Attempts at Quick Work: Take 2

Budget: -$671.10

Today I messed up, got burnt, and learned an invaluable lesson.

I was told yesterday to show up anytime from 5:30 AM to 10 AM. So when I found out it was going to rain (in fact, it actually didn't), I caught a ride into Lynn, arriving only at 7:30. It felt like it should be fine, because in Lynn, pretty much any time of day looks like very, very early morning.

No such luck. There were guys who had come in a good while earlier, and with the rate at which things were going as they waited, it didn't look like they were going to get to do anything today, either.

Lesson learnt. Next time, I will be there EARLY.

I put myself on the list just in case (quite far behind in line) and decided to see who else was there. The girl behind the counter, named Shante, was calling her boyfriend to wake him up to take her four-year-old son to school. (Since when do four-year-olds go to school?)

"I'm not trying to be a bitch," she said, "but McKye needs to be in school by 7 AM." It was almost 8. Someone finally picked up on the other end, so she had to switch to that conversation.

"Get your lazy ass out of bed! It's almost 8!"
"What do I know? What do you know! You need to get McKye to school right now."
"No, you need to wash his ass before his face."

"I can't ever keep a job," she later said. "No one takes care of McKye when I'm gone."


Eli came in around 8 and started asking Shante to let him cut the line.

"I used to work here. I was dependable. Worked every day."

"Why are you telling me this?" asked Shante. "As if I care."

The last day Eli had worked was January 26. Since then, he'd been in jail. He told me I looked familiar and that he could have sworn he'd seen me before. I told him he looked familiar too. He didn't.


Marco moved to Lynn from California a few months ago.

"It used to be OK, when I had a driver's license. I could get work twice a week. But then my, take a look." He pulls out his California license, which has an expiration date of 2-16-2009. "It expired. And I can't renew it because I owe child support."

Until he pays the child support, he can't get a new license.
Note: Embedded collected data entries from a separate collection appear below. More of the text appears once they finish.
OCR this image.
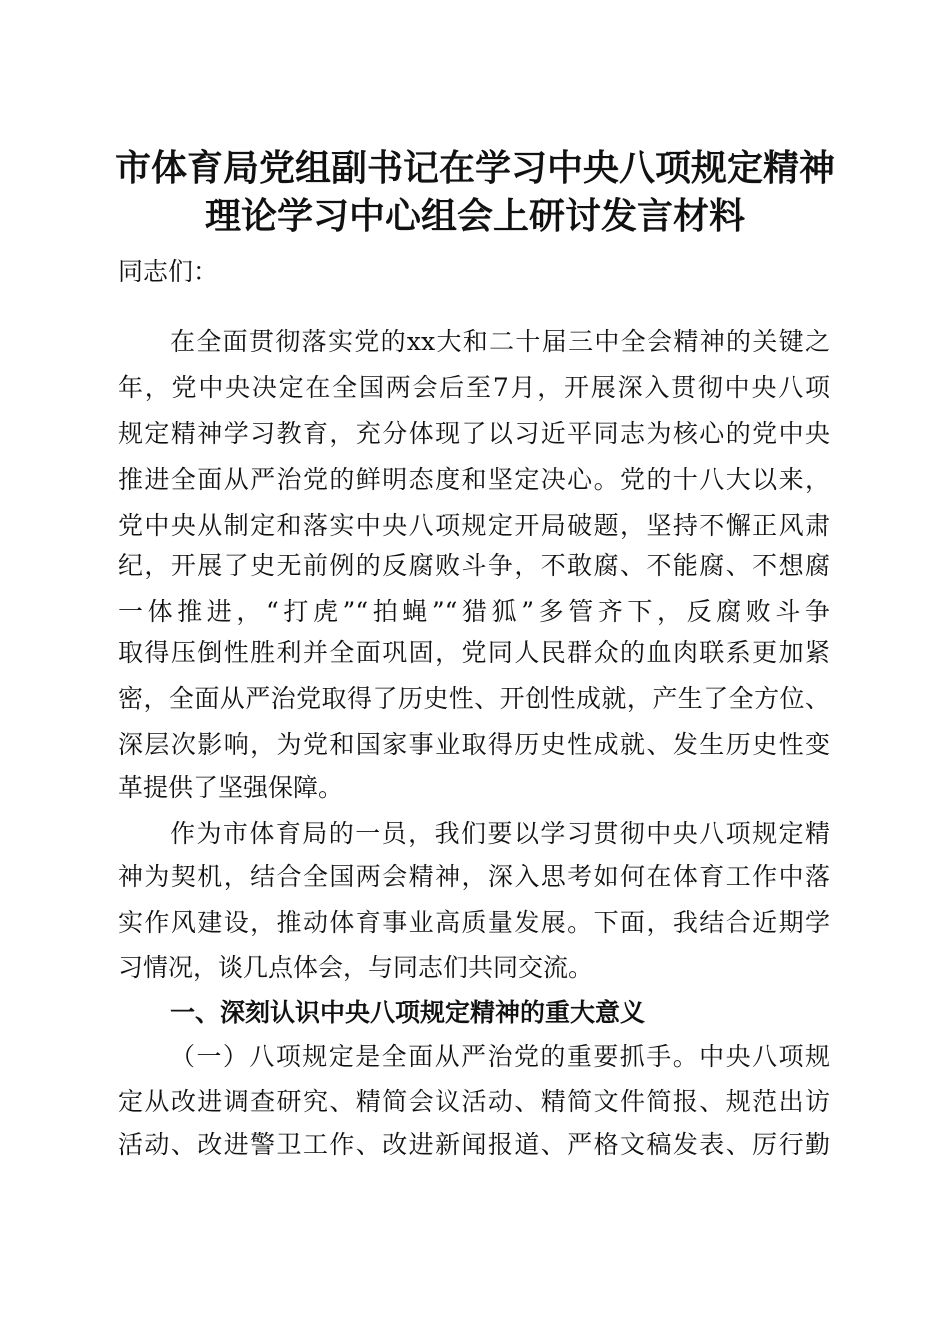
市体育局党组副书记在学习中央八项规定精神
理论学习中心组会上研讨发言材料
同志们：
在全面贯彻落实党的xx大和二十届三中全会精神的关键之
年，党中央决定在全国两会后至7月，开展深入贯彻中央八项
规定精神学习教育，充分体现了以习近平同志为核心的党中央
推进全面从严治党的鲜明态度和坚定决心。党的十八大以来，
党中央从制定和落实中央八项规定开局破题，坚持不懈正风肃
纪，开展了史无前例的反腐败斗争，不敢腐、不能腐、不想腐
一体推进，“打虎”“拍蝇”“猎狐”多管齐下，反腐败斗争
取得压倒性胜利并全面巩固，党同人民群众的血肉联系更加紧
密，全面从严治党取得了历史性、开创性成就，产生了全方位、
深层次影响，为党和国家事业取得历史性成就、发生历史性变
革提供了坚强保障。
作为市体育局的一员，我们要以学习贯彻中央八项规定精
神为契机，结合全国两会精神，深入思考如何在体育工作中落
实作风建设，推动体育事业高质量发展。下面，我结合近期学
习情况，谈几点体会，与同志们共同交流。
一、深刻认识中央八项规定精神的重大意义
（一）八项规定是全面从严治党的重要抓手。中央八项规
定从改进调查研究、精简会议活动、精简文件简报、规范出访
活动、改进警卫工作、改进新闻报道、严格文稿发表、厉行勤
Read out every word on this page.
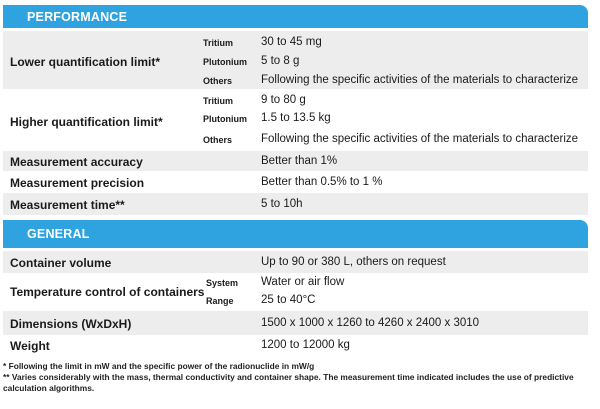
PERFORMANCE
Lower quantification limit*
Tritium 30 to 45 mg
Plutonium 5 to 8 g
Others	Following the specific activities of the materials to characterize
Higher quantification limit*
Tritium 9 to 80 g
Plutonium 1.5 to 13.5 kg
Others	Following the specific activities of the materials to characterize
Measurement accuracy	Better than 1%
Measurement precision	Better than 0.5% to 1 %
Measurement time**	5 to 10h
GENERAL
Container volume	Up to 90 or 380 L, others on request
Temperature control of containers
System Water or air flow
Range 25 to 40°C
Dimensions (WxDxH)	1500 x 1000 x 1260 to 4260 x 2400 x 3010
Weight	1200 to 12000 kg
* Following the limit in mW and the specific power of the radionuclide in mW/g
** Varies considerably with the mass, thermal conductivity and container shape. The measurement time indicated includes the use of predictive calculation algorithms.
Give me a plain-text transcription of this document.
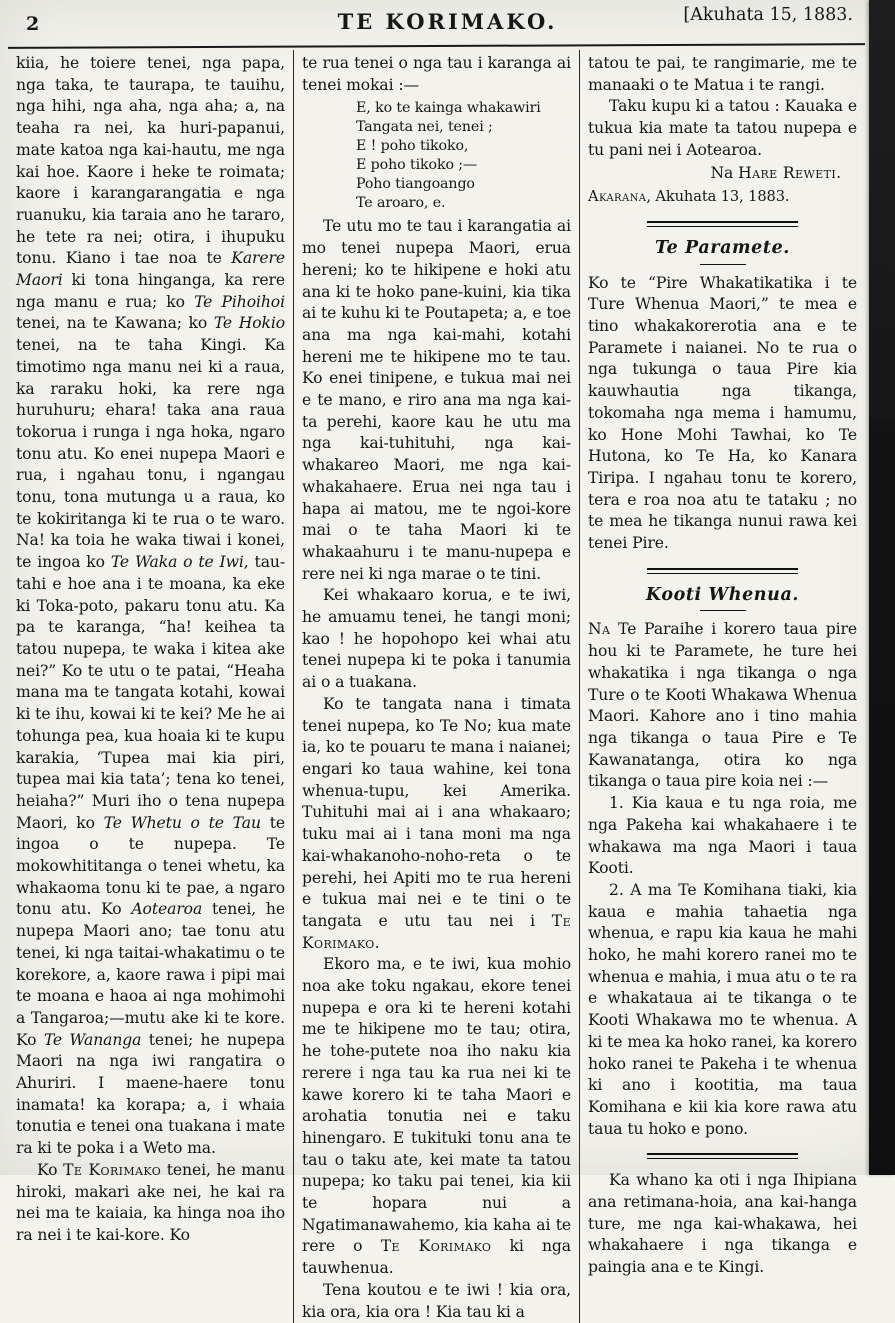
2	TE KORIMAKO.	[Akuhata 15, 1883.

kiia, he toiere tenei, nga papa, nga taka, te taurapa, te tauihu, nga hihi, nga aha, nga aha; a, na teaha ra nei, ka huri-papanui, mate katoa nga kai-hautu, me nga kai hoe. Kaore i heke te roimata; kaore i karangarangatia e nga ruanuku, kia taraia ano he tararo, he tete ra nei; otira, i ihupuku tonu. Kiano i tae noa te Karere Maori ki tona hinganga, ka rere nga manu e rua; ko Te Pihoihoi tenei, na te Kawana; ko Te Hokio tenei, na te taha Kingi. Ka timotimo nga manu nei ki a raua, ka raraku hoki, ka rere nga huruhuru; ehara! taka ana raua tokorua i runga i nga hoka, ngaro tonu atu. Ko enei nupepa Maori e rua, i ngahau tonu, i ngangau tonu, tona mutunga u a raua, ko te kokiritanga ki te rua o te waro. Na! ka toia he waka tiwai i konei, te ingoa ko Te Waka o te Iwi, tau-tahi e hoe ana i te moana, ka eke ki Toka-poto, pakaru tonu atu. Ka pa te karanga, “ha! keihea ta tatou nupepa, te waka i kitea ake nei?” Ko te utu o te patai, “Heaha mana ma te tangata kotahi, kowai ki te ihu, kowai ki te kei? Me he ai tohunga pea, kua hoaia ki te kupu karakia, ‘Tupea mai kia piri, tupea mai kia tata’; tena ko tenei, heiaha?” Muri iho o tena nupepa Maori, ko Te Whetu o te Tau te ingoa o te nupepa. Te mokowhititanga o tenei whetu, ka whakaoma tonu ki te pae, a ngaro tonu atu. Ko Aotearoa tenei, he nupepa Maori ano; tae tonu atu tenei, ki nga taitai-whakatimu o te korekore, a, kaore rawa i pipi mai te moana e haoa ai nga mohimohi a Tangaroa;—mutu ake ki te kore. Ko Te Wananga tenei; he nupepa Maori na nga iwi rangatira o Ahuriri. I maene-haere tonu inamata! ka korapa; a, i whaia tonutia e tenei ona tuakana i mate ra ki te poka i a Weto ma.

Ko Te Korimako tenei, he manu hiroki, makari ake nei, he kai ra nei ma te kaiaia, ka hinga noa iho ra nei i te kai-kore. Ko

te rua tenei o nga tau i karanga ai tenei mokai :—

E, ko te kainga whakawiri
Tangata nei, tenei ;
E ! poho tikoko,
E poho tikoko ;—
Poho tiangoango
Te aroaro, e.

Te utu mo te tau i karangatia ai mo tenei nupepa Maori, erua hereni; ko te hikipene e hoki atu ana ki te hoko pane-kuini, kia tika ai te kuhu ki te Poutapeta; a, e toe ana ma nga kai-mahi, kotahi hereni me te hikipene mo te tau. Ko enei tinipene, e tukua mai nei e te mano, e riro ana ma nga kai-ta perehi, kaore kau he utu ma nga kai-tuhituhi, nga kai-whakareo Maori, me nga kai-whakahaere. Erua nei nga tau i hapa ai matou, me te ngoi-kore mai o te taha Maori ki te whakaahuru i te manu-nupepa e rere nei ki nga marae o te tini.

Kei whakaaro korua, e te iwi, he amuamu tenei, he tangi moni; kao ! he hopohopo kei whai atu tenei nupepa ki te poka i tanumia ai o a tuakana.

Ko te tangata nana i timata tenei nupepa, ko Te No; kua mate ia, ko te pouaru te mana i naianei; engari ko taua wahine, kei tona whenua-tupu, kei Amerika. Tuhituhi mai ai i ana whakaaro; tuku mai ai i tana moni ma nga kai-whakanoho-noho-reta o te perehi, hei Apiti mo te rua hereni e tukua mai nei e te tini o te tangata e utu tau nei i Te Korimako.

Ekoro ma, e te iwi, kua mohio noa ake toku ngakau, ekore tenei nupepa e ora ki te hereni kotahi me te hikipene mo te tau; otira, he tohe-putete noa iho naku kia rerere i nga tau ka rua nei ki te kawe korero ki te taha Maori e arohatia tonutia nei e taku hinengaro. E tukituki tonu ana te tau o taku ate, kei mate ta tatou nupepa; ko taku pai tenei, kia kii te hopara nui a Ngatimanawahemo, kia kaha ai te rere o Te Korimako ki nga tauwhenua.

Tena koutou e te iwi ! kia ora, kia ora, kia ora ! Kia tau ki a

tatou te pai, te rangimarie, me te manaaki o te Matua i te rangi.

Taku kupu ki a tatou : Kauaka e tukua kia mate ta tatou nupepa e tu pani nei i Aotearoa.

Na Hare Reweti.

Akarana, Akuhata 13, 1883.

Te Paramete.

Ko te “Pire Whakatikatika i te Ture Whenua Maori,” te mea e tino whakakorerotia ana e te Paramete i naianei. No te rua o nga tukunga o taua Pire kia kauwhautia nga tikanga, tokomaha nga mema i hamumu, ko Hone Mohi Tawhai, ko Te Hutona, ko Te Ha, ko Kanara Tiripa. I ngahau tonu te korero, tera e roa noa atu te tataku ; no te mea he tikanga nunui rawa kei tenei Pire.

Kooti Whenua.

Na Te Paraihe i korero taua pire hou ki te Paramete, he ture hei whakatika i nga tikanga o nga Ture o te Kooti Whakawa Whenua Maori. Kahore ano i tino mahia nga tikanga o taua Pire e Te Kawanatanga, otira ko nga tikanga o taua pire koia nei :—

1. Kia kaua e tu nga roia, me nga Pakeha kai whakahaere i te whakawa ma nga Maori i taua Kooti.

2. A ma Te Komihana tiaki, kia kaua e mahia tahaetia nga whenua, e rapu kia kaua he mahi hoko, he mahi korero ranei mo te whenua e mahia, i mua atu o te ra e whakataua ai te tikanga o te Kooti Whakawa mo te whenua. A ki te mea ka hoko ranei, ka korero hoko ranei te Pakeha i te whenua ki ano i kootitia, ma taua Komihana e kii kia kore rawa atu taua tu hoko e pono.

Ka whano ka oti i nga Ihipiana ana retimana-hoia, ana kai-hanga ture, me nga kai-whakawa, hei whakahaere i nga tikanga e paingia ana e te Kingi.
But he can't pay it, because without a license, he's found it next to impossible to get work.

"People will be behind me in line, but driving jobs will come up, and they'll get called, and I won't be. I've been coming in here every day for the last two weeks. Haven't worked once in that time. And rent is due next week."


At 9:40, Shante notices a man using a bathroom that was supposed to be locked. She has a fit.

"Who unlocked the bathroom, and how?"


"All right, I want everybody out. If there's work, I'll call you. Get out. Everyone."


I'm glad I didn't leave this experimentation for when I'm on the road. Next week I'll try to show up bright and early and see if there are fistfights for the first spots in line. And maybe I'll actually learn how to maneuver into a job.


  1. Been there. Done that.

    I ended up finding work one day, even AFTER showing up at 5 am. It was totally random too. This African guy comes in about 9 am with his teenage son. He's moving his whole family from one place to another and he needed movers. We get to the house. NOTHING is packed. We (the movers and the family) were literally just putting all of the families shit into the moving truck. I busted ASS, like ALL DAY.. I got $30. It hardly seemed worth it.

  2. He didn't tell you in advance how much he'll pay you?

    There were two guys on the day this post was written who went to do a moving job. It was estimated that it would take them four hours, so the customer and the workers agreed on four hours' pay. The workers finished it in two, but got the money that had been agreed upon.

    I wonder if moving is always estimated at four hours. Four hours' pay at minimum wage or just over after taxes comes out to right about $30.

  3. No, I wasn't told how much it would be.

    Oh and, by the way.. The check they cut you, I don't think I got mine the same day. It was probably on the Thursday after the work was done. That would certainly come into play if you are planning a 1 day thing.

    I've never seen those types of work offices in small towns. Only in small cities.

  4. In response to your points:

    X I was promised that any work I get, I'll be paid that very same day.

    X There are definitely no such offices in small towns, but you can talk to people much more personally than you can in cities. The possibilities and approaches are very different in cities and towns. At least, that's what I suspect; after the experiment, I'll be able to speak from a more informed viewpoint.